Attualità

Università. Ricerca, persi un miliardo e 10mila giovani

Paolo Ferrario lunedì 13 febbraio 2017

La ricerca pubblica italiana è un volano di sviluppo per il Paese, che avrebbe bisogno di maggiori risorse e, invece, deve fare i conti con tagli importanti. Ciononostante, in rapporto agli investimenti e al personale a disposizione, l’Italia si colloca ai vertici mondiali, con un impatto della produzione superiore alla media dell’Unione Europea.
In sintesi, è questa l’analisi dello stato di salute della ricerca pubblica nazionale, emerso questa mattina durante un incontro promosso dalla Consulta dei presidente degli enti pubblici di ricerca e dalla Conferenza dei rettori delle Università italiane (Crui).

Investimenti scarsi

L’Italia, è stato ricordato, investe meno di altri Paesi in ricerca e sviluppo (1,33% del Pil nel 2015 contro una media europea pari a 2,03%, secondo Eurostat) e ha un numero inferiore di ricercatori rapportato alla popolazione (nel 2015 la percentuale dei ricercatori ogni mille occupati in Italia era pari al 4,73% contro una media europea del 7,40%, stando a dati Ocse). Inoltre, ha sottolineato il presidente della Crui, Gaetano Manfredi, dal 2008 ad oggi la ricerca universitaria ha perso un miliardo di euro e 10mila ricercatori.
«Se riuscissimo a recuperare sia i fondi sia i ricercatori – ha aggiunto Manfredi – torneremmo a una situazione nella quale eravamo sottodimensionati, ma almeno avevamo l’opportunità di avere dei giovani ricercatori. Che, invece, formiamo a livello dei Paesi in cima alle classifiche, ma che ogni anno rischiamo di perdere per le difficoltà di reclutamento».

Produzione ottima

Ed è davvero un peccato, perché, almeno a livello di risultati, lo stato di salute della nostra ricerca pubblica è «buono» e per certi versi «ottimo». Stando al Report 2016 dell’Anvur, la quota sul totale della produzione scientifica italiana delle pubblicazioni su riviste eccellenti (presenti nel top 5% internazionale in base al fattore di impatto) è superiore alla media mondiale. Analogamente, nel periodo 2011-2014, l’impatto della produzione italiana, risulta superiore alla media dell’Unione Europea. Inoltre, l’Italia è posizionata poco sotto gli Stati Uniti per impatto medio, ma con valori molto superiori per quota di pubblicazioni su riviste di eccellenza.

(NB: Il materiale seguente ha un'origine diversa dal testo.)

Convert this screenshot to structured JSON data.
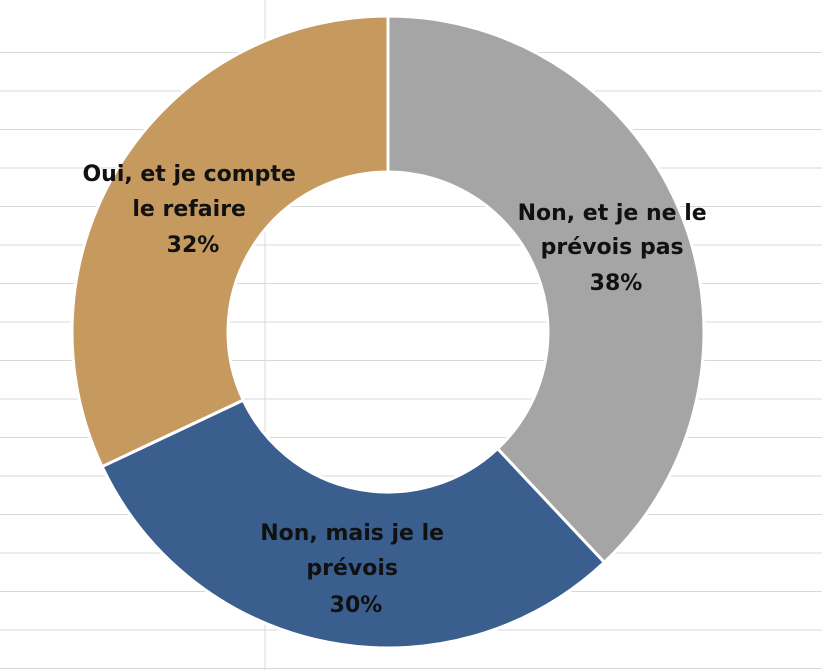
{
  "chart_data": {
    "type": "pie",
    "variant": "donut",
    "title": "",
    "legend": "none",
    "slices": [
      {
        "label_lines": [
          "Non, et je ne le",
          "prévois pas"
        ],
        "value": 38,
        "value_label": "38%",
        "color": "#a5a5a5"
      },
      {
        "label_lines": [
          "Non, mais je le",
          "prévois"
        ],
        "value": 30,
        "value_label": "30%",
        "color": "#3a5f8e"
      },
      {
        "label_lines": [
          "Oui, et je compte",
          "le refaire"
        ],
        "value": 32,
        "value_label": "32%",
        "color": "#c6995f"
      }
    ]
  },
  "colors": {
    "slice_border": "#ffffff",
    "gridline": "#d9d9d9",
    "label_text": "#111111"
  }
}
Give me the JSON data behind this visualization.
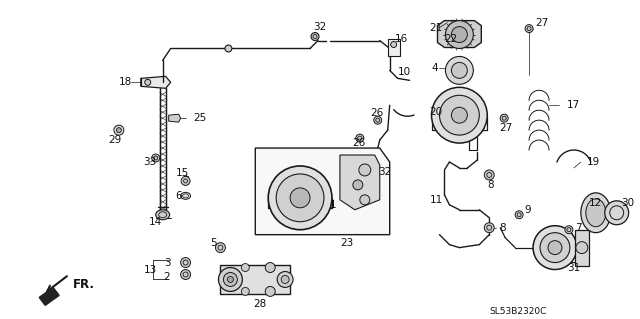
{
  "bg_color": "#ffffff",
  "fig_width": 6.4,
  "fig_height": 3.19,
  "dpi": 100,
  "diagram_code": "SL53B2320C",
  "line_color": "#1a1a1a",
  "text_color": "#111111",
  "font_size": 7.5
}
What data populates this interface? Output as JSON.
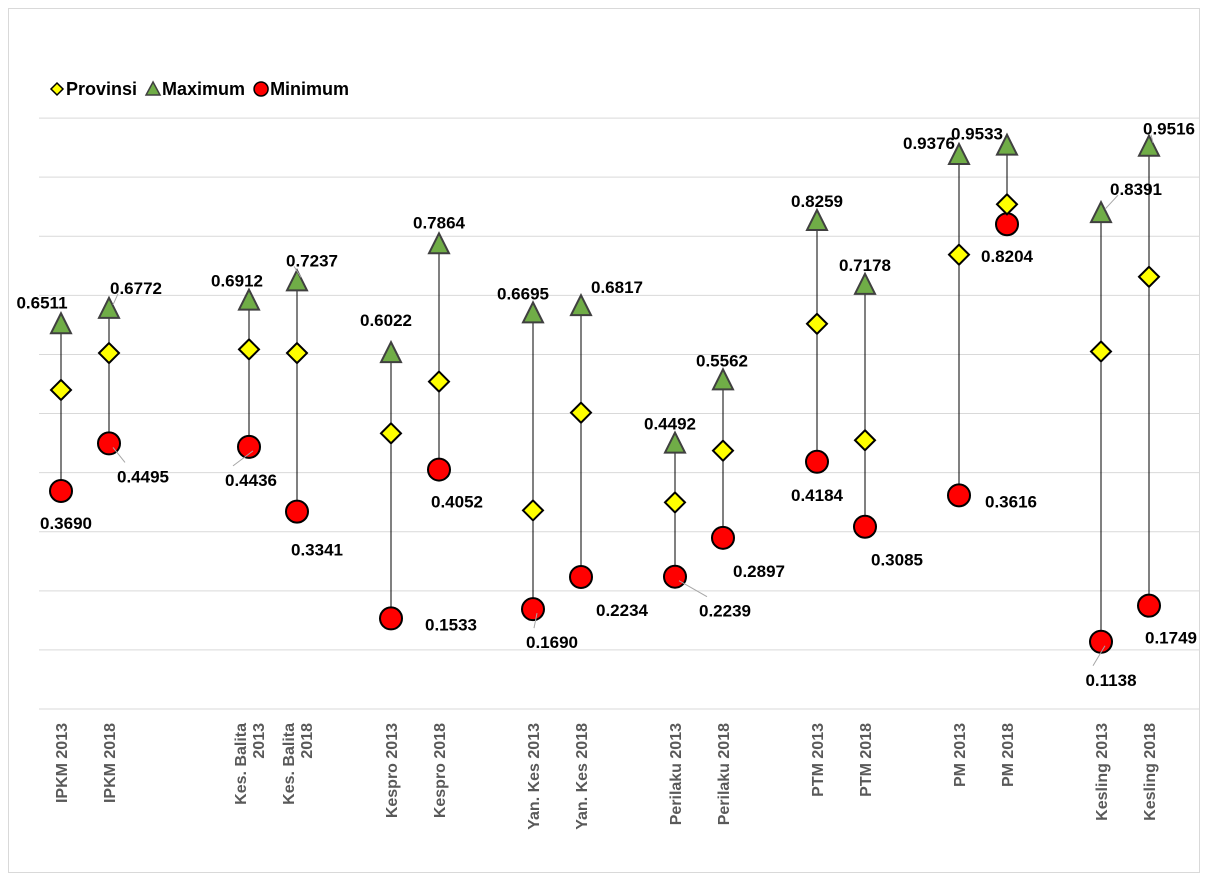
{
  "chart_data": {
    "type": "scatter",
    "title": "",
    "xlabel": "",
    "ylabel": "",
    "ylim": [
      0,
      1.1
    ],
    "grid": true,
    "legend": {
      "position": "top-left",
      "entries": [
        "Provinsi",
        "Maximum",
        "Minimum"
      ]
    },
    "categories": [
      "IPKM 2013",
      "IPKM 2018",
      "Kes. Balita 2013",
      "Kes. Balita 2018",
      "Kespro 2013",
      "Kespro 2018",
      "Yan. Kes 2013",
      "Yan. Kes 2018",
      "Perilaku 2013",
      "Perilaku 2018",
      "PTM 2013",
      "PTM 2018",
      "PM 2013",
      "PM 2018",
      "Kesling 2013",
      "Kesling 2018"
    ],
    "category_lines": [
      [
        "IPKM 2013"
      ],
      [
        "IPKM 2018"
      ],
      [
        "Kes. Balita",
        "2013"
      ],
      [
        "Kes. Balita",
        "2018"
      ],
      [
        "Kespro 2013"
      ],
      [
        "Kespro 2018"
      ],
      [
        "Yan. Kes 2013"
      ],
      [
        "Yan. Kes 2018"
      ],
      [
        "Perilaku 2013"
      ],
      [
        "Perilaku 2018"
      ],
      [
        "PTM 2013"
      ],
      [
        "PTM 2018"
      ],
      [
        "PM 2013"
      ],
      [
        "PM 2018"
      ],
      [
        "Kesling 2013"
      ],
      [
        "Kesling 2018"
      ]
    ],
    "series": [
      {
        "name": "Provinsi",
        "marker": "diamond",
        "color": "#FFFF00",
        "values": [
          0.5399,
          0.6024,
          0.6086,
          0.6024,
          0.4665,
          0.5541,
          0.3361,
          0.5015,
          0.3496,
          0.4372,
          0.6519,
          0.4548,
          0.7689,
          0.8541,
          0.605,
          0.7314
        ]
      },
      {
        "name": "Maximum",
        "marker": "triangle",
        "color": "#70AD47",
        "values": [
          0.6511,
          0.6772,
          0.6912,
          0.7237,
          0.6022,
          0.7864,
          0.6695,
          0.6817,
          0.4492,
          0.5562,
          0.8259,
          0.7178,
          0.9376,
          0.9533,
          0.8391,
          0.9516
        ],
        "labels": [
          "0.6511",
          "0.6772",
          "0.6912",
          "0.7237",
          "0.6022",
          "0.7864",
          "0.6695",
          "0.6817",
          "0.4492",
          "0.5562",
          "0.8259",
          "0.7178",
          "0.9376",
          "0.9533",
          "0.8391",
          "0.9516"
        ]
      },
      {
        "name": "Minimum",
        "marker": "circle",
        "color": "#FF0000",
        "values": [
          0.369,
          0.4495,
          0.4436,
          0.3341,
          0.1533,
          0.4052,
          0.169,
          0.2234,
          0.2239,
          0.2897,
          0.4184,
          0.3085,
          0.3616,
          0.8204,
          0.1138,
          0.1749
        ],
        "labels": [
          "0.3690",
          "0.4495",
          "0.4436",
          "0.3341",
          "0.1533",
          "0.4052",
          "0.1690",
          "0.2234",
          "0.2239",
          "0.2897",
          "0.4184",
          "0.3085",
          "0.3616",
          "0.8204",
          "0.1138",
          "0.1749"
        ]
      }
    ]
  }
}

Risorse su progetti eccellenti

Per mantenere queste performance, evitando la dispersione delle (scarse) risorse a disposizione, l’impegno della Consulta è rivolto a indirizzare e catalizzare i fondi su pochi ma importanti progetti europei. «Siamo impegnati a formulare proposte concrete per un miglior funzionamento della ricerca pubblica italiana, dalla valutazione al reclutamento – ha sottolineato il presidente della Consulta, Massimo Inguscio –. Chiediamo più risorse per poter essere sempre più competitivi, per poter affrontare le grandi sfide internazionali e per consentire l’inserimento di giovani ricercatori nel sistema». Invece, ha denunciato Inguscio, negli ultimi anni il sistema ha subito tagli per 60-70 milioni di euro. «I fondi destinati alla ricerca non sono spese correnti, da controllare e tagliare, ma investimento – ha aggiunto –. Non ridurre i fondi per la ricerca è un modo per investire nella crescita del Paese. Ridurli sarebbe, invece, un suicidio».